A planet called GJ 1132b that sits just 39 light-years away from Earth probably has a thin, oxygen-filled atmosphere according to new research accepted for publication in The Astrophysical Journal.
The researchers think the planet has so much oxygen because it's orbiting so close to its host star. At just 1.4 million miles from the star, the planet gets bombarded with ultraviolet light. That UV light splits water molecules into hydrogen and oxygen. Hydrogen is light so it escapes out into space, but oxygen is heavier and remains in the atmosphere, according to the Harvard-Smithsonian Center For Astrophysics.
A sign of life? Unfortunately, in this case, the oxygen-rich atmosphere doesn't mean we should expect to find life there.
"On cooler planets, oxygen could be a sign of alien life and habitability. But on a hot planet like GJ 1132b, it's a sign of the exact opposite — a planet that's being baked and sterilized," Harvard astronomer Laura Schaefer said in a statement.

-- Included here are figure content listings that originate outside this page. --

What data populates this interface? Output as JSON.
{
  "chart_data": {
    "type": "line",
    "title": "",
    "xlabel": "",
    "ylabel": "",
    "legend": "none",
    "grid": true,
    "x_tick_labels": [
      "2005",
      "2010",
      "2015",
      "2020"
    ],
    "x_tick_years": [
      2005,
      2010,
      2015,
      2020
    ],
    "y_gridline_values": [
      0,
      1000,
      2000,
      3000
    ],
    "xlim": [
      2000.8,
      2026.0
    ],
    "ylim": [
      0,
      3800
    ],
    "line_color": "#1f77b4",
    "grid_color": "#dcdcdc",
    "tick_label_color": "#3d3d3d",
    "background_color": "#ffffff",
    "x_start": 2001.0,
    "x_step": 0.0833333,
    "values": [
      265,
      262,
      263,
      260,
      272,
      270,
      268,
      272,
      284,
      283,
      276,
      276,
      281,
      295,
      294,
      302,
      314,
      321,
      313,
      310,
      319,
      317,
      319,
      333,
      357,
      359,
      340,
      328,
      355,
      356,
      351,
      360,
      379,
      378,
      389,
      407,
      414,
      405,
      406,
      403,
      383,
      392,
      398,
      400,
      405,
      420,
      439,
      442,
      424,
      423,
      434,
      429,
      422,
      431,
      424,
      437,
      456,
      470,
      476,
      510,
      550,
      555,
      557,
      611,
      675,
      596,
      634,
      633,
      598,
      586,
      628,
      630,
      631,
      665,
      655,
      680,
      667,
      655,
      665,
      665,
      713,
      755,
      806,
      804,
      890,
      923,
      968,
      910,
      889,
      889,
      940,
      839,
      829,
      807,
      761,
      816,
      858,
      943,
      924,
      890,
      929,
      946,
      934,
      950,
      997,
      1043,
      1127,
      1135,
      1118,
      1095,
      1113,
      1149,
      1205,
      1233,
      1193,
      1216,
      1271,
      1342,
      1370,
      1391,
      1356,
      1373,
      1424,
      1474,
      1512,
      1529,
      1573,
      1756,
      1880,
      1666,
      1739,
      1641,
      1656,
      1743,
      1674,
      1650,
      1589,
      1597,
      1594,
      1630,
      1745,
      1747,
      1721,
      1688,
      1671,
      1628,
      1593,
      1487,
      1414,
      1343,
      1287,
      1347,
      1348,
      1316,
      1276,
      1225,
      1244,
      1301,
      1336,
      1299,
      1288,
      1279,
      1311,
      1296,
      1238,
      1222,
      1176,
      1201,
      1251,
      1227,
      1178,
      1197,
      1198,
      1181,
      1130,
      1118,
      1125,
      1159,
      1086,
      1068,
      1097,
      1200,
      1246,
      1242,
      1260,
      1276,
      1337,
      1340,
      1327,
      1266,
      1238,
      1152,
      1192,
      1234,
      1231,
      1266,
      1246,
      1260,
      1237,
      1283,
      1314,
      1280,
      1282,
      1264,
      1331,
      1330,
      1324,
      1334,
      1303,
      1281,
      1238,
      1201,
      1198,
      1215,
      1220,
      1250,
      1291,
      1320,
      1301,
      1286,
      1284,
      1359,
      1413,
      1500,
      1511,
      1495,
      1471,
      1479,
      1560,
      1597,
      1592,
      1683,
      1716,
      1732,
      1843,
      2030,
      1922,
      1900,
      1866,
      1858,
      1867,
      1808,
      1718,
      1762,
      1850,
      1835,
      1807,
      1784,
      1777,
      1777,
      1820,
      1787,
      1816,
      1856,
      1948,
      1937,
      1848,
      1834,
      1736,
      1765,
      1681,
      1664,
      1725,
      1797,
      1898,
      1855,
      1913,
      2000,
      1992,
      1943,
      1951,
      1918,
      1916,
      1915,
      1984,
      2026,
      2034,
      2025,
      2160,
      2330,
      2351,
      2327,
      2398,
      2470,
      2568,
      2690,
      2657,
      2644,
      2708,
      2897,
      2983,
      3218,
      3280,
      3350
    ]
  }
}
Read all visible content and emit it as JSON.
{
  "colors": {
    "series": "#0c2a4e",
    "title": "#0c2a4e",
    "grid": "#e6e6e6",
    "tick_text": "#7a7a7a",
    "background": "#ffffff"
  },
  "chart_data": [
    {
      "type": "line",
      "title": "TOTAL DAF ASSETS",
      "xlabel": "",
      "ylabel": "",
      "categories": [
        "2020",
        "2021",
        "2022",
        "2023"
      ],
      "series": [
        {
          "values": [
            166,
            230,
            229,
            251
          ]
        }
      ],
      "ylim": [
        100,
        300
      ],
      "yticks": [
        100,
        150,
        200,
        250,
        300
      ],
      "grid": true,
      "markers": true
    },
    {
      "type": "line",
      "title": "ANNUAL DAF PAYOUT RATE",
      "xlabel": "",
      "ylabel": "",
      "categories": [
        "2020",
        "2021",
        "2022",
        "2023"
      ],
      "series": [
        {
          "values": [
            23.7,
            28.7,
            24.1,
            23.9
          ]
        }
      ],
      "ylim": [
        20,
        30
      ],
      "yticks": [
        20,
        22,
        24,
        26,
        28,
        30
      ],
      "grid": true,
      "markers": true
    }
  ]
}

Researchers think it's possible that a giant pool of magma exists on the surface of the planet that absorbs some of the oxygen. Most of the rest of the oxygen eventually gets heated and radiates into space.
What does it mean? Even though the cycle of oxygen on GJ 1132b isn't conducive to life, the discovery is still a big deal.
"This planet might be the first time we detect oxygen on a rocky planet outside the solar system," co-author Robin Wordsworth said in the statement.
If there is oxygen on the planet, we might be able to detect it with larger telescopes that are under construction right now.